Это случилось уже осенью. Уже осыпалась листва, и я, признаться, боялся, что лес вскоре разденется догола и тогда нам не пройти к своим. А шли мы так долго потому, что дважды нарывались на немцев: один раз пересекая дорогу, а второй – на подходе к какой-то лесной деревушке. Мы так изголодались, что толком к ней не присмотрелись и попали под автоматный огонь, уже подходя к огородам. Пришлось залечь, отстреливаться, уходить перебежками, опять отстреливаться. Словом, вместо чугунка вареной картошки, о которой прямо-таки выли наши животы, потеряли шестерых, и то потому лишь, что немцы нас не преследовали.
А вареная картошка все же досталась нам в тот же невеселый день.
Мы вышли к пасеке. В лесу, вдоль какой-то неезженой дороги. Маленькая избушка, девять колод пчел и почти сказочный дед. Этакий гномик, заросший какой-то клочковатой шерстью по самые брови.
– Сынки!..
Он несказанно нам обрадовался. Внучка, которая носила ему хлеб да молоко, уж неделю как не появлялась, сам он до деревни добраться не мог, но уж что-что, а картошка у него была. Картошка, бочка соленых огурцов да меду – хоть в сотах, хоть ложкой черпай…

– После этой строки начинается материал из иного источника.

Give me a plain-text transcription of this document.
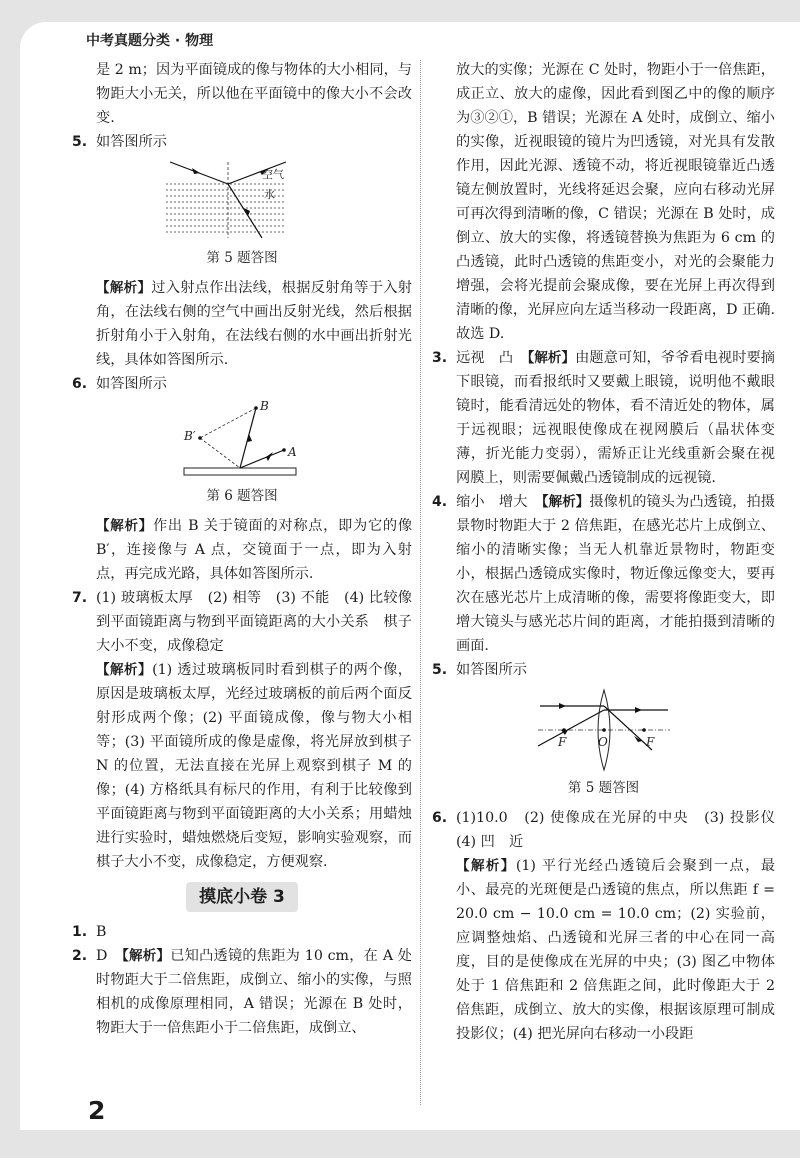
中考真题分类 · 物理

是 2 m；因为平面镜成的像与物体的大小相同，与物距大小无关，所以他在平面镜中的像大小不会改变.

5. 如答图所示

空气
水
第 5 题答图

【解析】过入射点作出法线，根据反射角等于入射角，在法线右侧的空气中画出反射光线，然后根据折射角小于入射角，在法线右侧的水中画出折射光线，具体如答图所示.

6. 如答图所示

B
B′
A
第 6 题答图

【解析】作出 B 关于镜面的对称点，即为它的像 B′，连接像与 A 点，交镜面于一点，即为入射点，再完成光路，具体如答图所示.

7. (1) 玻璃板太厚　(2) 相等　(3) 不能　(4) 比较像到平面镜距离与物到平面镜距离的大小关系　棋子大小不变，成像稳定

【解析】(1) 透过玻璃板同时看到棋子的两个像，原因是玻璃板太厚，光经过玻璃板的前后两个面反射形成两个像；(2) 平面镜成像，像与物大小相等；(3) 平面镜所成的像是虚像，将光屏放到棋子 N 的位置，无法直接在光屏上观察到棋子 M 的像；(4) 方格纸具有标尺的作用，有利于比较像到平面镜距离与物到平面镜距离的大小关系；用蜡烛进行实验时，蜡烛燃烧后变短，影响实验观察，而棋子大小不变，成像稳定，方便观察.

摸底小卷 3

1. B

2. D　 【解析】已知凸透镜的焦距为 10 cm，在 A 处时物距大于二倍焦距，成倒立、缩小的实像，与照相机的成像原理相同，A 错误；光源在 B 处时，物距大于一倍焦距小于二倍焦距，成倒立、

放大的实像；光源在 C 处时，物距小于一倍焦距，成正立、放大的虚像，因此看到图乙中的像的顺序为③②①，B 错误；光源在 A 处时，成倒立、缩小的实像，近视眼镜的镜片为凹透镜，对光具有发散作用，因此光源、透镜不动，将近视眼镜靠近凸透镜左侧放置时，光线将延迟会聚，应向右移动光屏可再次得到清晰的像，C 错误；光源在 B 处时，成倒立、放大的实像，将透镜替换为焦距为 6 cm 的凸透镜，此时凸透镜的焦距变小，对光的会聚能力增强，会将光提前会聚成像，要在光屏上再次得到清晰的像，光屏应向左适当移动一段距离，D 正确. 故选 D.

3. 远视　凸　 【解析】由题意可知，爷爷看电视时要摘下眼镜，而看报纸时又要戴上眼镜，说明他不戴眼镜时，能看清远处的物体，看不清近处的物体，属于远视眼；远视眼使像成在视网膜后（晶状体变薄，折光能力变弱），需矫正让光线重新会聚在视网膜上，则需要佩戴凸透镜制成的远视镜.

4. 缩小　增大　 【解析】摄像机的镜头为凸透镜，拍摄景物时物距大于 2 倍焦距，在感光芯片上成倒立、缩小的清晰实像；当无人机靠近景物时，物距变小，根据凸透镜成实像时，物近像远像变大，要再次在感光芯片上成清晰的像，需要将像距变大，即增大镜头与感光芯片间的距离，才能拍摄到清晰的画面.

5. 如答图所示

F	O	F
第 5 题答图

6. (1)10.0　(2) 使像成在光屏的中央　(3) 投影仪　(4) 凹　近

【解析】(1) 平行光经凸透镜后会聚到一点，最小、最亮的光斑便是凸透镜的焦点，所以焦距 f = 20.0 cm − 10.0 cm = 10.0 cm；(2) 实验前，应调整烛焰、凸透镜和光屏三者的中心在同一高度，目的是使像成在光屏的中央；(3) 图乙中物体处于 1 倍焦距和 2 倍焦距之间，此时像距大于 2 倍焦距，成倒立、放大的实像，根据该原理可制成投影仪；(4) 把光屏向右移动一小段距

2
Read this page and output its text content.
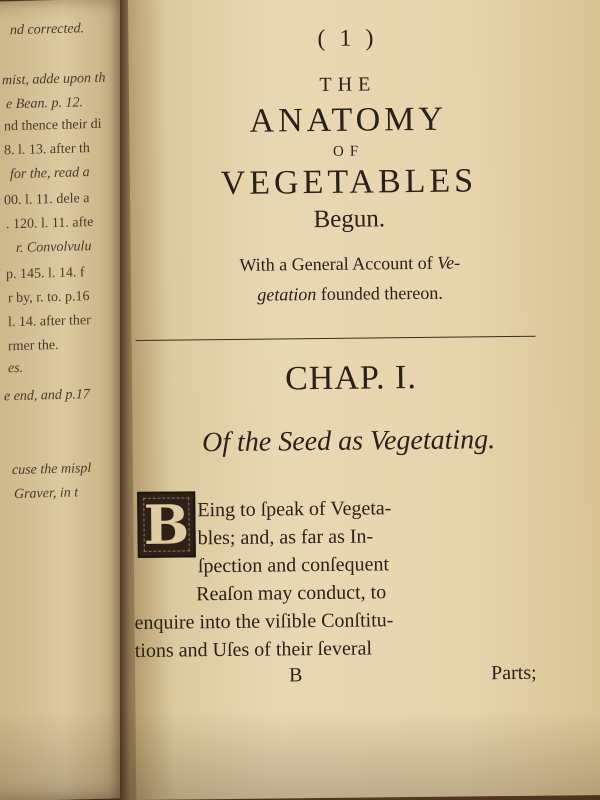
nd corrected.
mist, adde upon th
e Bean. p. 12.
nd thence their di
8. l. 13. after th
for the, read a
00. l. 11. dele a
. 120. l. 11. afte
r. Convolvulu
p. 145. l. 14. f
r by, r. to. p.16
l. 14. after ther
rmer the.
es.
e end, and p.17
cuse the mispl
Graver, in t
( 1 )
THE
ANATOMY
OF
VEGETABLES
Begun.
With a General Account of Ve-
getation founded thereon.
CHAP. I.
Of the Seed as Vegetating.
B Eing to ſpeak of Vegeta-
bles; and, as far as In-
ſpection and conſequent
Reaſon may conduct, to
enquire into the viſible Conſtitu-
tions and Uſes of their ſeveral
B	Parts;
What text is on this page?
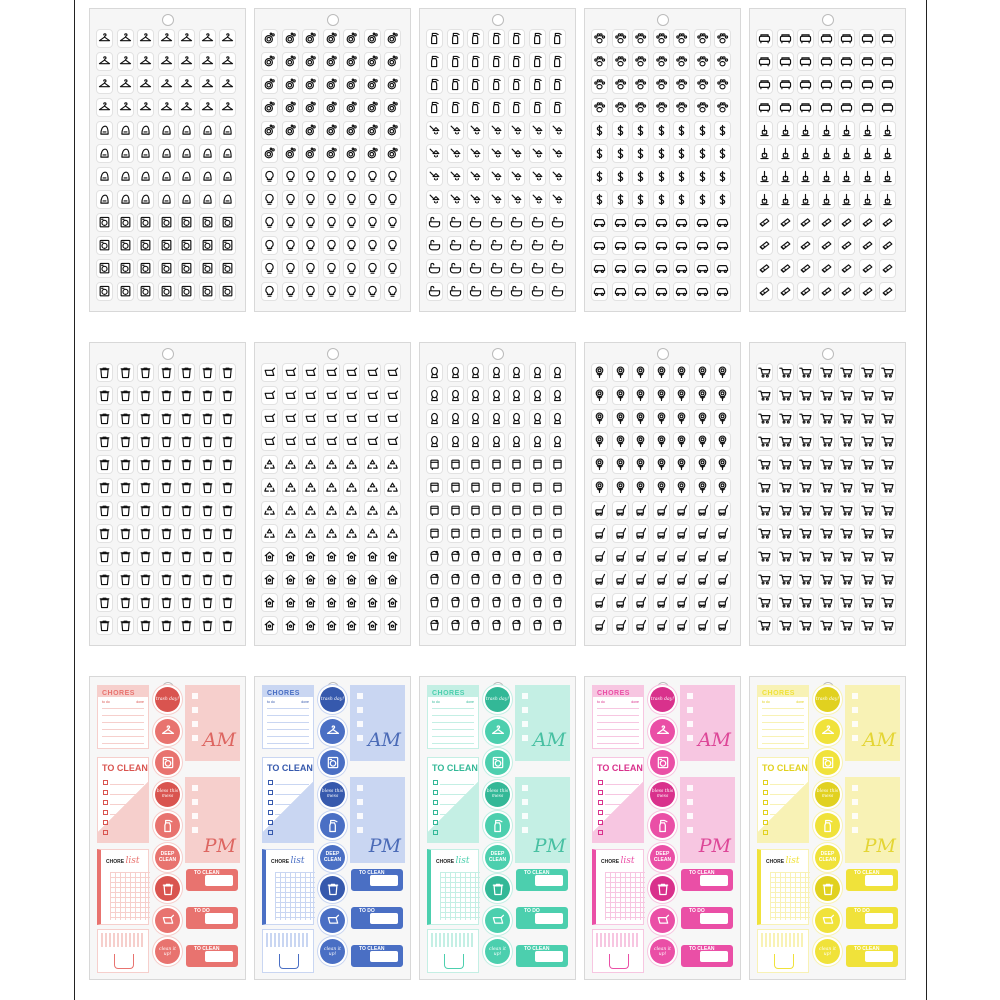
CHORES
to do	done
TO CLEAN
CHORE list
trash day!
bless this mess
DEEP
CLEAN
clean it up!
AM
PM
TO CLEAN
TO DO
TO CLEAN
CHORES
to do	done
TO CLEAN
CHORE list
trash day!
bless this mess
DEEP
CLEAN
clean it up!
AM
PM
TO CLEAN
TO DO
TO CLEAN
CHORES
to do	done
TO CLEAN
CHORE list
trash day!
bless this mess
DEEP
CLEAN
clean it up!
AM
PM
TO CLEAN
TO DO
TO CLEAN
CHORES
to do	done
TO CLEAN
CHORE list
trash day!
bless this mess
DEEP
CLEAN
clean it up!
AM
PM
TO CLEAN
TO DO
TO CLEAN
CHORES
to do	done
TO CLEAN
CHORE list
trash day!
bless this mess
DEEP
CLEAN
clean it up!
AM
PM
TO CLEAN
TO DO
TO CLEAN
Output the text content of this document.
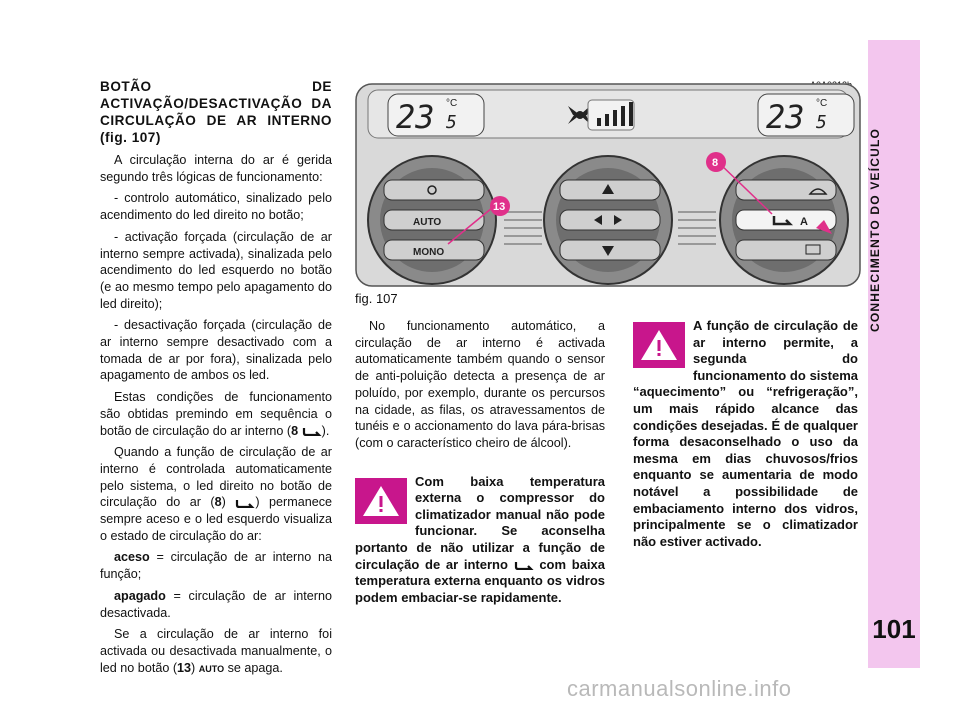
CONHECIMENTO DO VEÍCULO
101
BOTÃO DE ACTIVAÇÃO/DESACTIVAÇÃO DA CIRCULAÇÃO DE AR INTERNO (fig. 107)

A circulação interna do ar é gerida segundo três lógicas de funcionamento:

- controlo automático, sinalizado pelo acendimento do led direito no botão;

- activação forçada (circulação de ar interno sempre activada), sinalizada pelo acendimento do led esquerdo no botão (e ao mesmo tempo pelo apagamento do led direito);

- desactivação forçada (circulação de ar interno sempre desactivado com a tomada de ar por fora), sinalizada pelo apagamento de ambos os led.

Estas condições de funcionamento são obtidas premindo em sequência o botão de circulação do ar interno (8 ).

Quando a função de circulação de ar interno é controlada automaticamente pelo sistema, o led direito no botão de circulação do ar (8) ) permanece sempre aceso e o led esquerdo visualiza o estado de circulação do ar:

aceso = circulação de ar interno na função;

apagado = circulação de ar interno desactivada.

Se a circulação de ar interno foi activada ou desactivada manualmente, o led no botão (13) AUTO se apaga.

23 5
°C	23 5
°C
AUTO
MONO
A
13
8
fig. 107

No funcionamento automático, a circulação de ar interno é activada automaticamente também quando o sensor de anti-poluição detecta a presença de ar poluído, por exemplo, durante os percursos na cidade, as filas, os atravessamentos de tunéis e o accionamento do lava pára-brisas (com o característico cheiro de álcool).

Com baixa temperatura externa o compressor do climatizador manual não pode funcionar. Se aconselha portanto de não utilizar a função de circulação de ar interno  com baixa temperatura externa enquanto os vidros podem embaciar-se rapidamente.
A função de circulação de ar interno permite, a segunda do funcionamento do sistema “aquecimento” ou “refrigeração”, um mais rápido alcance das condições desejadas. É de qualquer forma desaconselhado o uso da mesma em dias chuvosos/frios enquanto se aumentaria de modo notável a possibilidade de embaciamento interno dos vidros, principalmente se o climatizador não estiver activado.
carmanualsonline.info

Мы наелись до отвала, до икоты, а кое-кто – и до рвоты. Многие не знали леса, его трав, кореньев и ягод, и их желудки вообще ничего сейчас воспринять не могли: они уже переваривали сами себя, как то бывает при длительных голодовках. А у меня хватило сил, глядя на них, тут же сказать себе: "Стоп!" И от картошки я отказался, а пил только отвар от нее, объяснив командирам, что наедаться опасно. Однако не все послушались, и мы с ними хватили лиху: троих пришлось оставить в лесу возле какой-то деревеньки. Я налегал на кипяток с медом, и это меня спасло, хотя живот вскоре прихватило основательно, но, по счастью, ненадолго.
Вот это и есть окружение. Блуждание по лесам и болотам с риском попасть под внезапный огонь противника или угодить в плен. Это – голод, голод и еще раз – голод, потому что ты без снабжения, без связи, без поддержки, без медицинской помощи, наконец, и любая рана может оказаться для тебя смертельной. А еще это усталость и чувство обреченности, это – сон урывками, когда спишь-то вполуха и вполглаза. А дороги патрулируются немцами, и наш путь должен проходить через непроходимое. Тогда есть шанс уцелеть. Крохотный, но – есть.
В десантниках
В этом месте я отложил рукопись почти на год. Не потому, что были срочные работы, а потому лишь, что почувствовал, насколько однообразным выглядит изложение. Кое-что я сократил, кое-что попытался переписать более живо и понял, что мне нужно выбираться из окружения собственных старательных воспоминаний, как я когда-то выбирался из реального окружения.
Поэтому – коротко.
Мы вышли из окружения под станцией Глинка где-то в начале октября. Нам повезло: немцы проводили разведку боем, и мимо кустарника, где мы лежали, дыша через раз, прошли два танка и группа автоматчиков. Было раннее утро, нацеленные на окопы немцы нас не заметили, и мы, во всю мочь крича "Ура!" для своих, ударили им в спины. Я бежал прямиком к нашим окопам, стреляя с двух рук из TT, остальные тоже палили из всех стволов, какие нам к тому времени удалось раздобыть, и… И я почти ничего не запомнил, кроме рук, которые втащили меня в родной окоп.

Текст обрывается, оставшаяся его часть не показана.